Sample Names and Respective Mass Compositions

	composition (% w/w)
			poly(ethylene glycol)
sample name	polycaprolactone	ciprofloxacin	PEG 200	PEG 4000	PEG 8000
nPCL	100	0
PCL-CIP	80	20
PCL-CIP-10P2	70	20	10
PCL-CIP-15P2	65	20	15
PCL-CIP-10P4	70	20		10
PCL-CIP-15P4	65	20		15
PCL-CIP-10P8	65	20			10
PCL-CIP-15P8	65	20			15

Hot Melt Extrusion

A 5 cc twin screw extruder (DSM Xplore, the Netherlands) was employed to generate the filaments for FDF printing. The solvent-cast films were introduced to the HME and extruded using a temperature and a torque speed of 120 °C and 100 rpm, respectively, with a total circulation time of 3 min. The extrudates were cooled in ambient conditions. Examples of fabricated films are portrayed in Figure .

Figure 10

(a) Image depicting the filaments fabricated, with (b) a closer perspective to highlight the difference in color. The filament in the bottom row is of neat PCL (white color), the middle is of PCL-CIP, and the top is of PCL-CIP-15P8.

Rheological Characterization

The DHR2 (TA Instruments) was used for both rheological and mechanical analyses, with an 8 mm parallel plate geometry and an analysis gap of 0.5 mm. The Trios software that was provided by the manufacturer was used for both setting the parameters and analyses. All of the measurements began at high temperatures. Upon reaching the desired temperature, the sample was placed centrally onto the Peltier plate, and the upper geometry was lowered to the trimming gap of 0.55 mm.
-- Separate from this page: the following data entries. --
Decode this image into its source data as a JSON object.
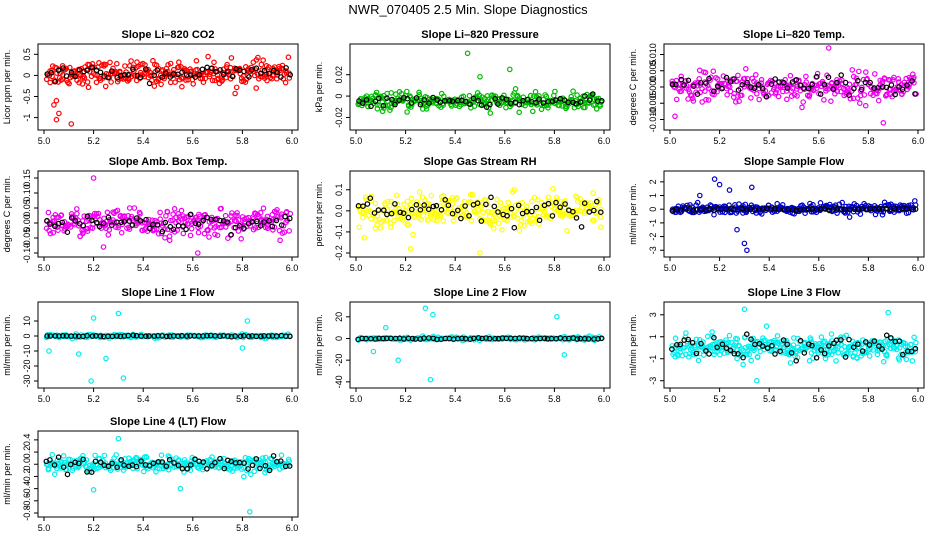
{
  "figure": {
    "title": "NWR_070405  2.5 Min. Slope Diagnostics"
  },
  "chart_data": [
    {
      "type": "scatter",
      "title": "Slope Li–820 CO2",
      "ylabel": "Licor ppm per min.",
      "xlim": [
        5.0,
        6.0
      ],
      "ylim": [
        -1.2,
        0.65
      ],
      "xticks": [
        5.0,
        5.2,
        5.4,
        5.6,
        5.8,
        6.0
      ],
      "xtick_labels": [
        "5.0",
        "5.2",
        "5.4",
        "5.6",
        "5.8",
        "6.0"
      ],
      "yticks": [
        -1,
        -0.5,
        0,
        0.5
      ],
      "ytick_labels": [
        "-1",
        "-0.5",
        "0",
        "0.5"
      ],
      "color": "#ff0000",
      "series": [
        {
          "name": "all",
          "center": 0.05,
          "spread": 0.25,
          "n": 300,
          "outliers": [
            {
              "x": 5.05,
              "y": -0.6
            },
            {
              "x": 5.06,
              "y": -0.9
            },
            {
              "x": 5.05,
              "y": -1.05
            },
            {
              "x": 5.11,
              "y": -1.15
            },
            {
              "x": 5.04,
              "y": -0.7
            }
          ]
        },
        {
          "name": "black",
          "center": 0.05,
          "spread": 0.15,
          "n": 60
        }
      ]
    },
    {
      "type": "scatter",
      "title": "Slope Li–820 Pressure",
      "ylabel": "kPa per min.",
      "xlim": [
        5.0,
        6.0
      ],
      "ylim": [
        -0.028,
        0.045
      ],
      "xticks": [
        5.0,
        5.2,
        5.4,
        5.6,
        5.8,
        6.0
      ],
      "xtick_labels": [
        "5.0",
        "5.2",
        "5.4",
        "5.6",
        "5.8",
        "6.0"
      ],
      "yticks": [
        -0.02,
        0,
        0.02
      ],
      "ytick_labels": [
        "-0.02",
        "0",
        "0.02"
      ],
      "color": "#00bb00",
      "series": [
        {
          "name": "all",
          "center": -0.005,
          "spread": 0.007,
          "n": 300,
          "outliers": [
            {
              "x": 5.45,
              "y": 0.04
            },
            {
              "x": 5.5,
              "y": 0.018
            },
            {
              "x": 5.62,
              "y": 0.025
            }
          ]
        },
        {
          "name": "black",
          "center": -0.005,
          "spread": 0.004,
          "n": 60
        }
      ]
    },
    {
      "type": "scatter",
      "title": "Slope Li–820 Temp.",
      "ylabel": "degrees C per min.",
      "xlim": [
        5.0,
        6.0
      ],
      "ylim": [
        -0.012,
        0.012
      ],
      "xticks": [
        5.0,
        5.2,
        5.4,
        5.6,
        5.8,
        6.0
      ],
      "xtick_labels": [
        "5.0",
        "5.2",
        "5.4",
        "5.6",
        "5.8",
        "6.0"
      ],
      "yticks": [
        -0.01,
        -0.005,
        0,
        0.005,
        0.01
      ],
      "ytick_labels": [
        "-0.010",
        "-0.005",
        "0.000",
        "0.005",
        "0.010"
      ],
      "color": "#ee00ee",
      "series": [
        {
          "name": "all",
          "center": 0.0,
          "spread": 0.004,
          "n": 300,
          "outliers": [
            {
              "x": 5.64,
              "y": 0.012
            },
            {
              "x": 5.86,
              "y": -0.011
            },
            {
              "x": 5.02,
              "y": -0.009
            }
          ]
        },
        {
          "name": "black",
          "center": 0.0,
          "spread": 0.003,
          "n": 60
        }
      ]
    },
    {
      "type": "scatter",
      "title": "Slope Amb. Box Temp.",
      "ylabel": "degrees C per min.",
      "xlim": [
        5.0,
        6.0
      ],
      "ylim": [
        -0.1,
        0.16
      ],
      "xticks": [
        5.0,
        5.2,
        5.4,
        5.6,
        5.8,
        6.0
      ],
      "xtick_labels": [
        "5.0",
        "5.2",
        "5.4",
        "5.6",
        "5.8",
        "6.0"
      ],
      "yticks": [
        -0.1,
        -0.05,
        0,
        0.05,
        0.1,
        0.15
      ],
      "ytick_labels": [
        "-0.10",
        "-0.05",
        "0.00",
        "0.05",
        "0.10",
        "0.15"
      ],
      "color": "#ee00ee",
      "series": [
        {
          "name": "all",
          "center": 0.0,
          "spread": 0.04,
          "n": 300,
          "outliers": [
            {
              "x": 5.2,
              "y": 0.15
            },
            {
              "x": 5.24,
              "y": -0.08
            },
            {
              "x": 5.62,
              "y": -0.1
            }
          ]
        },
        {
          "name": "black",
          "center": 0.0,
          "spread": 0.025,
          "n": 60
        }
      ]
    },
    {
      "type": "scatter",
      "title": "Slope Gas Stream RH",
      "ylabel": "percent per min.",
      "xlim": [
        5.0,
        6.0
      ],
      "ylim": [
        -0.2,
        0.17
      ],
      "xticks": [
        5.0,
        5.2,
        5.4,
        5.6,
        5.8,
        6.0
      ],
      "xtick_labels": [
        "5.0",
        "5.2",
        "5.4",
        "5.6",
        "5.8",
        "6.0"
      ],
      "yticks": [
        -0.2,
        -0.1,
        0,
        0.1
      ],
      "ytick_labels": [
        "-0.2",
        "-0.1",
        "0.0",
        "0.1"
      ],
      "color": "#ffff00",
      "series": [
        {
          "name": "all",
          "center": 0.0,
          "spread": 0.07,
          "n": 300,
          "outliers": [
            {
              "x": 5.22,
              "y": -0.18
            },
            {
              "x": 5.5,
              "y": -0.2
            }
          ]
        },
        {
          "name": "black",
          "center": 0.0,
          "spread": 0.06,
          "n": 60
        }
      ]
    },
    {
      "type": "scatter",
      "title": "Slope Sample Flow",
      "ylabel": "ml/min per min.",
      "xlim": [
        5.0,
        6.0
      ],
      "ylim": [
        -3.2,
        2.5
      ],
      "xticks": [
        5.0,
        5.2,
        5.4,
        5.6,
        5.8,
        6.0
      ],
      "xtick_labels": [
        "5.0",
        "5.2",
        "5.4",
        "5.6",
        "5.8",
        "6.0"
      ],
      "yticks": [
        -3,
        -2,
        -1,
        0,
        1,
        2
      ],
      "ytick_labels": [
        "-3",
        "-2",
        "-1",
        "0",
        "1",
        "2"
      ],
      "color": "#0000cc",
      "series": [
        {
          "name": "all",
          "center": 0.0,
          "spread": 0.35,
          "n": 300,
          "outliers": [
            {
              "x": 5.18,
              "y": 2.2
            },
            {
              "x": 5.2,
              "y": 1.8
            },
            {
              "x": 5.24,
              "y": 1.4
            },
            {
              "x": 5.27,
              "y": -1.5
            },
            {
              "x": 5.3,
              "y": -2.5
            },
            {
              "x": 5.31,
              "y": -3.0
            },
            {
              "x": 5.33,
              "y": 1.6
            },
            {
              "x": 5.12,
              "y": 1.0
            }
          ]
        },
        {
          "name": "black",
          "center": 0.0,
          "spread": 0.1,
          "n": 60
        }
      ]
    },
    {
      "type": "scatter",
      "title": "Slope Line 1 Flow",
      "ylabel": "ml/min per min.",
      "xlim": [
        5.0,
        6.0
      ],
      "ylim": [
        -32,
        20
      ],
      "xticks": [
        5.0,
        5.2,
        5.4,
        5.6,
        5.8,
        6.0
      ],
      "xtick_labels": [
        "5.0",
        "5.2",
        "5.4",
        "5.6",
        "5.8",
        "6.0"
      ],
      "yticks": [
        -30,
        -20,
        -10,
        0,
        10
      ],
      "ytick_labels": [
        "-30",
        "-20",
        "-10",
        "0",
        "10"
      ],
      "color": "#00eeee",
      "series": [
        {
          "name": "all",
          "center": 0.0,
          "spread": 1.0,
          "n": 200,
          "outliers": [
            {
              "x": 5.19,
              "y": -30
            },
            {
              "x": 5.32,
              "y": -28
            },
            {
              "x": 5.2,
              "y": 12
            },
            {
              "x": 5.3,
              "y": 15
            },
            {
              "x": 5.02,
              "y": -10
            },
            {
              "x": 5.82,
              "y": 10
            },
            {
              "x": 5.8,
              "y": -8
            },
            {
              "x": 5.25,
              "y": -15
            },
            {
              "x": 5.14,
              "y": -12
            }
          ]
        },
        {
          "name": "black",
          "center": 0.0,
          "spread": 0.3,
          "n": 60
        }
      ]
    },
    {
      "type": "scatter",
      "title": "Slope Line 2 Flow",
      "ylabel": "ml/min per min.",
      "xlim": [
        5.0,
        6.0
      ],
      "ylim": [
        -42,
        30
      ],
      "xticks": [
        5.0,
        5.2,
        5.4,
        5.6,
        5.8,
        6.0
      ],
      "xtick_labels": [
        "5.0",
        "5.2",
        "5.4",
        "5.6",
        "5.8",
        "6.0"
      ],
      "yticks": [
        -40,
        -20,
        0,
        20
      ],
      "ytick_labels": [
        "-40",
        "-20",
        "0",
        "20"
      ],
      "color": "#00eeee",
      "series": [
        {
          "name": "all",
          "center": 0.0,
          "spread": 1.5,
          "n": 200,
          "outliers": [
            {
              "x": 5.28,
              "y": 28
            },
            {
              "x": 5.31,
              "y": 22
            },
            {
              "x": 5.3,
              "y": -38
            },
            {
              "x": 5.17,
              "y": -20
            },
            {
              "x": 5.81,
              "y": 20
            },
            {
              "x": 5.84,
              "y": -15
            },
            {
              "x": 5.12,
              "y": 10
            },
            {
              "x": 5.07,
              "y": -12
            }
          ]
        },
        {
          "name": "black",
          "center": 0.0,
          "spread": 0.5,
          "n": 60
        }
      ]
    },
    {
      "type": "scatter",
      "title": "Slope Line 3 Flow",
      "ylabel": "ml/min per min.",
      "xlim": [
        5.0,
        6.0
      ],
      "ylim": [
        -3.3,
        3.8
      ],
      "xticks": [
        5.0,
        5.2,
        5.4,
        5.6,
        5.8,
        6.0
      ],
      "xtick_labels": [
        "5.0",
        "5.2",
        "5.4",
        "5.6",
        "5.8",
        "6.0"
      ],
      "yticks": [
        -3,
        -1,
        1,
        3
      ],
      "ytick_labels": [
        "-3",
        "-1",
        "1",
        "3"
      ],
      "color": "#00eeee",
      "series": [
        {
          "name": "all",
          "center": 0.0,
          "spread": 1.0,
          "n": 350,
          "outliers": [
            {
              "x": 5.3,
              "y": 3.5
            },
            {
              "x": 5.88,
              "y": 3.2
            },
            {
              "x": 5.35,
              "y": -3.0
            }
          ]
        },
        {
          "name": "black",
          "center": 0.0,
          "spread": 0.9,
          "n": 60
        }
      ]
    },
    {
      "type": "scatter",
      "title": "Slope Line 4 (LT) Flow",
      "ylabel": "ml/min per min.",
      "xlim": [
        5.0,
        6.0
      ],
      "ylim": [
        -0.8,
        0.48
      ],
      "xticks": [
        5.0,
        5.2,
        5.4,
        5.6,
        5.8,
        6.0
      ],
      "xtick_labels": [
        "5.0",
        "5.2",
        "5.4",
        "5.6",
        "5.8",
        "6.0"
      ],
      "yticks": [
        -0.8,
        -0.6,
        -0.4,
        -0.2,
        0,
        0.2,
        0.4
      ],
      "ytick_labels": [
        "-0.8",
        "-0.6",
        "-0.4",
        "-0.2",
        "0.0",
        "0.2",
        "0.4"
      ],
      "color": "#00eeee",
      "series": [
        {
          "name": "all",
          "center": 0.0,
          "spread": 0.12,
          "n": 300,
          "outliers": [
            {
              "x": 5.3,
              "y": 0.42
            },
            {
              "x": 5.83,
              "y": -0.78
            },
            {
              "x": 5.2,
              "y": -0.42
            },
            {
              "x": 5.55,
              "y": -0.4
            }
          ]
        },
        {
          "name": "black",
          "center": 0.0,
          "spread": 0.1,
          "n": 60
        }
      ]
    }
  ]
}
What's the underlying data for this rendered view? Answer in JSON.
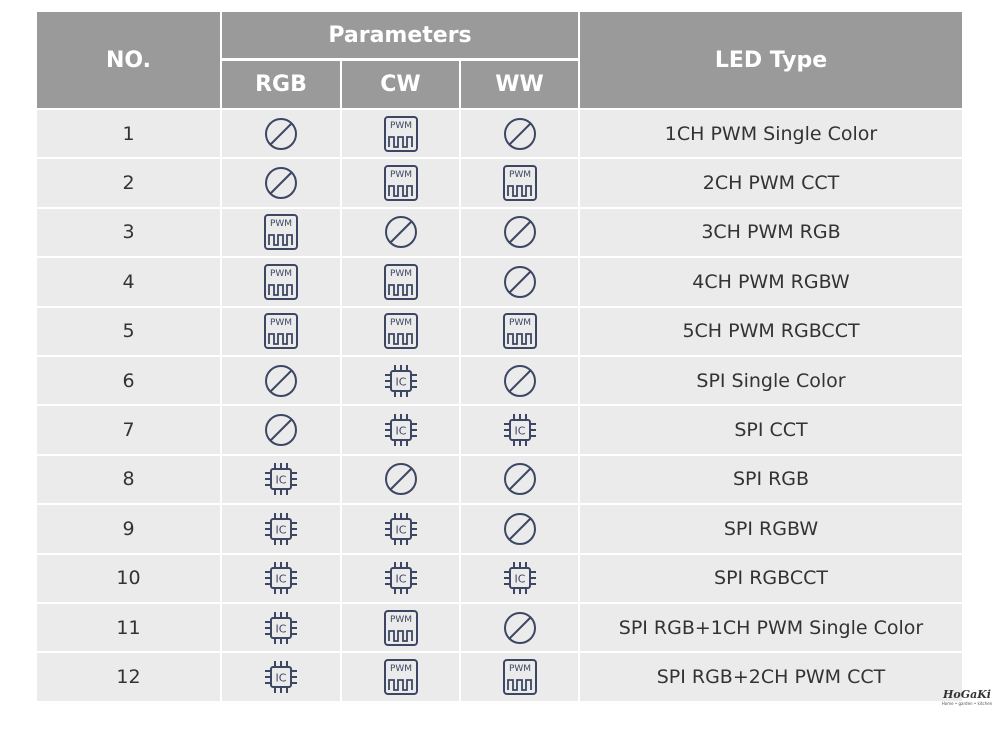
{
  "table": {
    "header": {
      "no": "NO.",
      "parameters": "Parameters",
      "columns": [
        "RGB",
        "CW",
        "WW"
      ],
      "led_type": "LED Type"
    },
    "rows": [
      {
        "no": "1",
        "params": [
          null,
          "PWM",
          null
        ],
        "led_type": "1CH PWM Single Color"
      },
      {
        "no": "2",
        "params": [
          null,
          "PWM",
          "PWM"
        ],
        "led_type": "2CH PWM CCT"
      },
      {
        "no": "3",
        "params": [
          "PWM",
          null,
          null
        ],
        "led_type": "3CH PWM RGB"
      },
      {
        "no": "4",
        "params": [
          "PWM",
          "PWM",
          null
        ],
        "led_type": "4CH PWM RGBW"
      },
      {
        "no": "5",
        "params": [
          "PWM",
          "PWM",
          "PWM"
        ],
        "led_type": "5CH PWM RGBCCT"
      },
      {
        "no": "6",
        "params": [
          null,
          "IC",
          null
        ],
        "led_type": "SPI Single Color"
      },
      {
        "no": "7",
        "params": [
          null,
          "IC",
          "IC"
        ],
        "led_type": "SPI CCT"
      },
      {
        "no": "8",
        "params": [
          "IC",
          null,
          null
        ],
        "led_type": "SPI RGB"
      },
      {
        "no": "9",
        "params": [
          "IC",
          "IC",
          null
        ],
        "led_type": "SPI RGBW"
      },
      {
        "no": "10",
        "params": [
          "IC",
          "IC",
          "IC"
        ],
        "led_type": "SPI RGBCCT"
      },
      {
        "no": "11",
        "params": [
          "IC",
          "PWM",
          null
        ],
        "led_type": "SPI RGB+1CH PWM Single Color"
      },
      {
        "no": "12",
        "params": [
          "IC",
          "PWM",
          "PWM"
        ],
        "led_type": "SPI RGB+2CH PWM CCT"
      }
    ]
  },
  "watermark": {
    "name": "HoGaKi",
    "tagline": "Home • garden • kitchen"
  }
}
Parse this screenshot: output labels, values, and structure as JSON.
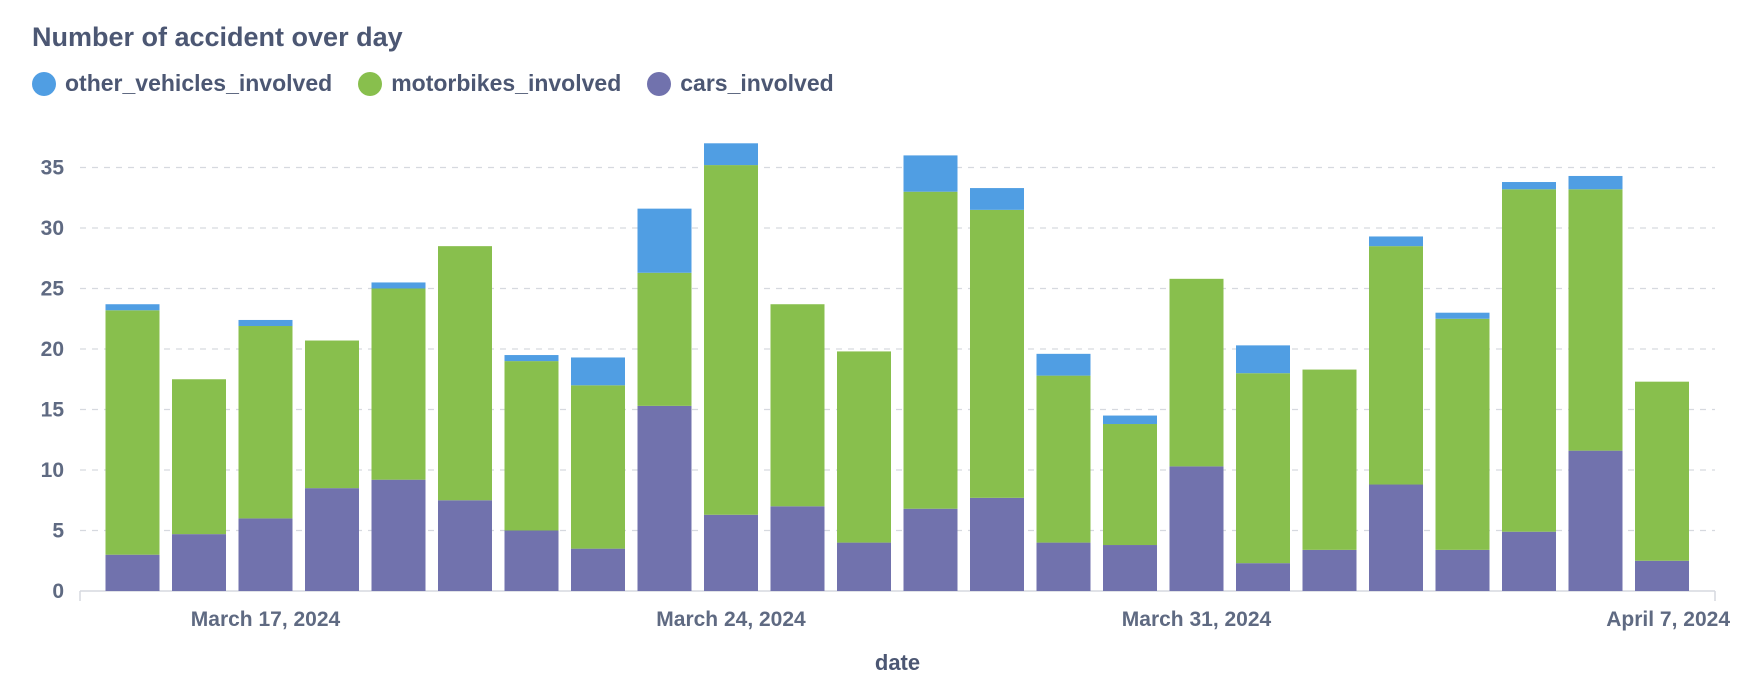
{
  "chart_data": {
    "type": "bar",
    "stacked": true,
    "title": "Number of accident over day",
    "xlabel": "date",
    "ylabel": "",
    "ylim": [
      0,
      37
    ],
    "yticks": [
      0,
      5,
      10,
      15,
      20,
      25,
      30,
      35
    ],
    "grid": "horizontal-dashed",
    "legend_position": "top-left",
    "x": [
      "2024-03-15",
      "2024-03-16",
      "2024-03-17",
      "2024-03-18",
      "2024-03-19",
      "2024-03-20",
      "2024-03-21",
      "2024-03-22",
      "2024-03-23",
      "2024-03-24",
      "2024-03-25",
      "2024-03-26",
      "2024-03-27",
      "2024-03-28",
      "2024-03-29",
      "2024-03-30",
      "2024-03-31",
      "2024-04-01",
      "2024-04-02",
      "2024-04-03",
      "2024-04-04",
      "2024-04-05",
      "2024-04-06",
      "2024-04-07"
    ],
    "x_ticks": [
      {
        "date": "2024-03-17",
        "label": "March 17, 2024"
      },
      {
        "date": "2024-03-24",
        "label": "March 24, 2024"
      },
      {
        "date": "2024-03-31",
        "label": "March 31, 2024"
      },
      {
        "date": "2024-04-07",
        "label": "April 7, 2024"
      }
    ],
    "series": [
      {
        "name": "cars_involved",
        "color": "#7172ad",
        "values": [
          3,
          4.7,
          6,
          8.5,
          9.2,
          7.5,
          5,
          3.5,
          15.3,
          6.3,
          7,
          4,
          6.8,
          7.7,
          4,
          3.8,
          10.3,
          2.3,
          3.4,
          8.8,
          3.4,
          4.9,
          11.6,
          2.5
        ]
      },
      {
        "name": "motorbikes_involved",
        "color": "#88bf4d",
        "values": [
          20.2,
          12.8,
          15.9,
          12.2,
          15.8,
          21,
          14,
          13.5,
          11,
          28.9,
          16.7,
          15.8,
          26.2,
          23.8,
          13.8,
          10,
          15.5,
          15.7,
          14.9,
          19.7,
          19.1,
          28.3,
          21.6,
          14.8
        ]
      },
      {
        "name": "other_vehicles_involved",
        "color": "#509ee3",
        "values": [
          0.5,
          0,
          0.5,
          0,
          0.5,
          0,
          0.5,
          2.3,
          5.3,
          1.8,
          0,
          0,
          3,
          1.8,
          1.8,
          0.7,
          0,
          2.3,
          0,
          0.8,
          0.5,
          0.6,
          1.1,
          0
        ]
      }
    ],
    "legend_order": [
      "other_vehicles_involved",
      "motorbikes_involved",
      "cars_involved"
    ]
  }
}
Any excess material was trimmed before the upper geometry was further lowered to the analysis gap. The test was immediately started once the analysis gap was reached. For Sections –5.3.5, where multiple procedures were used, the Trios software was used to write scripts that allowed one procedure to immediately commence following the previous procedure.

Oscillatory Frequency Sweep Test

The oscillation frequency tests were performed to obtain the complex viscosity as a function of frequency. Tests were conducted at 130, 150, and 170 °C, with a strain of 0.1% and an angular frequency (ω) range of 0.1–100 rad/s. The parameters were determined following an oscillatory amplitude sweep performed on PCL (i.e., control sample) to determine the linear viscoelastic region. The amplitude test was performed at 170 °C, with an angular frequency of 1 rad/s and a strain range of 0.01–1000%. The amplitude sweep revealed a yield in strain on the order of 100, and consequently, a strain of 0.1% was used to ensure that the frequency sweep measurements began in the linear viscoelastic region for the control sample.

Oscillatory Time Ramp

Time ramp measurements were performed at 170 °C for 5 min. A strain of 0.1% and an angular frequency of 0.1 rad/s were selected, which ensured that the tests were performed in the terminal region.

Oscillatory Cooling Ramps

For the cooling dynamics, samples were first sheared at 170 °C according to the above frequency sweep protocol (Section ), after which the stage was cooled to 40 °C at 50 °C/min while the viscoelastic parameters were measured at a strain and angular frequency of 0.1% and 10 rad/s, respectively.

Expansion and Shrinkage Measurements

For measuring the expansion during cooling, samples were presheared at 170 °C using the protocol detailed in Section . The samples were then cooled from 170 to 40 °C at 50 °C/min with a strain and ω of 0.1% and 1 rad/s, respectively, all the while applying an axial compressive force of 0.1 N. The protocol was repeated for the shrinkage measurement, while at 40 °C, an axial tensile force of 0.1 N was applied until the end of the test, which was 300 s.

Adhesive Measurement

The samples were first presheared at 170 °C using the frequency sweep profile detailed in Section . The samples were then cooled thereafter from 170 to 40 °C at a rate of 50 °C/min, with a strain and angular frequency of 0.1 and 10 rad/s, respectively. Upon reaching 40 °C, the upper geometry was programmed to rise at a constant rate of 0.1 mm/s while recording the axial force. The torque was set to 0 μN m during the test.